The woman was a noble creature, about her the majestic tranquillity of a great three-decker that comes to rest in sunset waters after its Trafalgar. The man, but for a certain wistfulness about his eyes which betokened undue sensibility, was not remarkable. Till he spoke you would have said he was a gentleman—that is to say if your eyes confined their scrutiny to his face and refused to see his hands, his boots, his clothes. When he spoke you would have recognised at once that he was Sussex of the soil as, surely, was the woman beside him; though the speech of both was faintly marred with the all-pervading cockney accent of those who have passed beyond the village-green into the larger world of the England of to-day.
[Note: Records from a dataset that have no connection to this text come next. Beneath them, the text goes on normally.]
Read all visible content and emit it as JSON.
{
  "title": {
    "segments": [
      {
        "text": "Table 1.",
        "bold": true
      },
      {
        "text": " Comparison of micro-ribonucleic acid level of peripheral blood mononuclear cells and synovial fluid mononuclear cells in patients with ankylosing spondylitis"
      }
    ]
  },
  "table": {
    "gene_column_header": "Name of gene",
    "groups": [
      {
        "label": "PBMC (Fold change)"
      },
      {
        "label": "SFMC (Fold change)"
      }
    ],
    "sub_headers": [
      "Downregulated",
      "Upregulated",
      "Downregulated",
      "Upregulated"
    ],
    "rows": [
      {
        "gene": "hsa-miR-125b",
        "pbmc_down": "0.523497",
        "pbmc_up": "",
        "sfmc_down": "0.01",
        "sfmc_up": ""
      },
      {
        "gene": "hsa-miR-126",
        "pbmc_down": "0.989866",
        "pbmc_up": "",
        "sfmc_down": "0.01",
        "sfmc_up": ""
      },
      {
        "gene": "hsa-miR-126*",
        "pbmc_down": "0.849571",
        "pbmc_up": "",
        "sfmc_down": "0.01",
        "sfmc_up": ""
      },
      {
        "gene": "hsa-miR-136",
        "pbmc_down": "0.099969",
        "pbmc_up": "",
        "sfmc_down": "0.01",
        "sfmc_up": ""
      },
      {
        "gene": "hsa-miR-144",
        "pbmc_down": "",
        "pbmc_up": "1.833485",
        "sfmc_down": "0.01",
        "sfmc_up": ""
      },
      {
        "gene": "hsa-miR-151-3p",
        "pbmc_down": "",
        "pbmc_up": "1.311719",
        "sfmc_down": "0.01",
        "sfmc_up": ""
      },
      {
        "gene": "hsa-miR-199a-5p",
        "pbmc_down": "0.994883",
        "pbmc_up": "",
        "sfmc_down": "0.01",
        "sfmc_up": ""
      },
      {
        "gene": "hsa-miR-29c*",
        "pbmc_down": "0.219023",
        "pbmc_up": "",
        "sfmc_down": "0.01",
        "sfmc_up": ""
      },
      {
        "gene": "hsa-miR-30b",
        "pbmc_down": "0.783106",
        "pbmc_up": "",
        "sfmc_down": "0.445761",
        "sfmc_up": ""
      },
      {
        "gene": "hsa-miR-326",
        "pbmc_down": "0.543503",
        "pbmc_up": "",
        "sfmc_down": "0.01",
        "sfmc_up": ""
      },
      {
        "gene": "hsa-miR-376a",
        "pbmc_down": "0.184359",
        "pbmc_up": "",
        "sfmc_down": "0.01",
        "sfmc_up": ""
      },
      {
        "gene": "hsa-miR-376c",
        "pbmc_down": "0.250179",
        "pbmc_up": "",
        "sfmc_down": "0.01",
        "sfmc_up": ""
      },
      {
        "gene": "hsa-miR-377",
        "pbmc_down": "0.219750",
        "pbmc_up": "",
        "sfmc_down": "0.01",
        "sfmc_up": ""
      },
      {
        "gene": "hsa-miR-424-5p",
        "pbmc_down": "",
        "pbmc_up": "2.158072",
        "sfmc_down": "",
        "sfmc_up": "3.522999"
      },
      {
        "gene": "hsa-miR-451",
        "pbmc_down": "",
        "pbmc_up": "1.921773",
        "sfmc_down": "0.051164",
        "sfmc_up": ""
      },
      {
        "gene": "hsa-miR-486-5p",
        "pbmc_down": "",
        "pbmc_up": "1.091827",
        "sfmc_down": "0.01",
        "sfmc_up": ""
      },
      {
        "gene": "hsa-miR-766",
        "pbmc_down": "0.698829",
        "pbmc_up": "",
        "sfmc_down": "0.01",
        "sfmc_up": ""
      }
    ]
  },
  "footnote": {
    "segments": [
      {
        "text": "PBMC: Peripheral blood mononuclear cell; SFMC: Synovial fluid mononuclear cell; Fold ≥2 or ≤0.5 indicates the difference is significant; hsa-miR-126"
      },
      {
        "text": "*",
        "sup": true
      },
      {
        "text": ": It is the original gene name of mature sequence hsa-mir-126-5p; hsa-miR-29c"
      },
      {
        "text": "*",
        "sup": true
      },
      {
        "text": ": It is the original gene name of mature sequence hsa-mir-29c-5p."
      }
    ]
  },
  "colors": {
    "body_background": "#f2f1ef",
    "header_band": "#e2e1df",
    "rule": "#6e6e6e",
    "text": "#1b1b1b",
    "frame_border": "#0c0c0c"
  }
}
Both ca-a-ad musically enough; but less by far than the little carrier, whose round back blocked the view of the road, and the twitching ears of old mare Jenny. For nearly fifty years, man and boy, Isaac Woolgar had travelled twice a day, six days a week, the road on which he was travelling now. He had seen the long-horns—those "black runts" so familiar to old-world Sussex—give place to horses in the plough upon the hill; the horses in their turn supplanted on the road by motors; and men using the legs God had given them to trundle wheels instead of walk. Undisturbed, he plodded on his way, accompanied always by the wires lifted on tall black poles, crowned with tiers of tiny porcelain chimney-pots unknown in his youth, which had linked Lewes with Beachbourne these forty years; and he would so plod until he died. The Star on the hill in Old Town, Beachbourne, marked one end of his day's journey; and the equally ancient Lamb, at Aldwoldston, black-timbered and gabled too, marked the other. He had never been further "oop country," as he called it, than Heathfield. Lewes was the utmost term of his wanderings West, Beau-nez East; while the sea at Newhaven had bounded him on the South. Within this tiny quadrilateral, which just about determined also the wanderings of an old dog-fox in Abbot's Wood, he had passed his life; and nothing now would ever induce him to pass the bounds he had allotted himself.
To the man and woman in the cart old Mus. Woolgar had been a familiar figure from childhood. The little girl skipping by the market-cross in Aldwoldston would stop to watch him start; the little boy would wait at Billing's Corner on the top of the hill to see him come along the New Road past Motcombe at the end of his journey. Long before either had been aware of the other's existence the old carrier had served as an invisible link between them.